The vehicle for communication will be exhibition design, and the content of that exhibition will consist of selected research about neuroesthetics and visual perception. Specifically, it will give an overview of the fields, their recent developments, as well as hopefully express the relevance of these fields to art and design and how having an understanding of visual perception and neuresthetics will lead to creating more effective visual communication.


A problem I have been having is that my research for content and research for design has been blurry. The closest example I can think of is if you were making a book about typography. The emphasis of that project could be on the typographical layout of the content, or on creating the verbal content for the book. So, I had important realization, that at the very core of my project, the most important part needs to be the design (mainly exhibition and information). As much as I love researching the content for it, I am not a neurology or psychology major, this is not a neurology or psychology thesis, it is a communication design thesis. My main goal needs to be creating the most effective visual design to communicate the content. Because the content of my exhibition is so intriguing to me, I might choose to pursue that field of interest further, but for now, it needs to be all about the design.
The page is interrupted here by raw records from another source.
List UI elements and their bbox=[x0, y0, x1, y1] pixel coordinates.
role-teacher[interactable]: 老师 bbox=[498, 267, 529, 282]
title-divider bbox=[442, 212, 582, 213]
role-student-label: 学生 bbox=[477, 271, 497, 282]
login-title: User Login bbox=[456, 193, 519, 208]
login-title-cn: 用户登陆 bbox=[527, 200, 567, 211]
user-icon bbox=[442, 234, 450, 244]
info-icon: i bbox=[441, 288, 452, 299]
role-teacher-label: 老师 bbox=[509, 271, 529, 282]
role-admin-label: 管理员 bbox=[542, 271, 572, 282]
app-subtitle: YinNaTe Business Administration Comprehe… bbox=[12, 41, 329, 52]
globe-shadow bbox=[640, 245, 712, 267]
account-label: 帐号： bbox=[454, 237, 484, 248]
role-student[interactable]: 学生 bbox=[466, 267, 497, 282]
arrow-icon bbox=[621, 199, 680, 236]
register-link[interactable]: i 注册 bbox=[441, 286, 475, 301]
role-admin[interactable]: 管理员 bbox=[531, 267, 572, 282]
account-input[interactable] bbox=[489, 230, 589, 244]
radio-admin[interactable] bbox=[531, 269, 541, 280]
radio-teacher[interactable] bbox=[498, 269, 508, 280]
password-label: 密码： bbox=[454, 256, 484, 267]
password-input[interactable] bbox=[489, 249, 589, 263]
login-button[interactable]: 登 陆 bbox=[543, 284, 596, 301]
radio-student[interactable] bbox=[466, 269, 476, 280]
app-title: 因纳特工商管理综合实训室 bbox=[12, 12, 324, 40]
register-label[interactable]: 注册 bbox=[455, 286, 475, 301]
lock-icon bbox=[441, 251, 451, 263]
Also, as a result of this realization, the content of this blog needs to expand, to not only research about neuroesthetics/perception/etc. It also needs to contain is visual research and inspiration in the areas of exhibition, information, environmental, and interactive design, etc.

I guess that about sums it all up.
More research to come, inspiration, semir zeki lecture notes, exhibition visits, etc etc etc!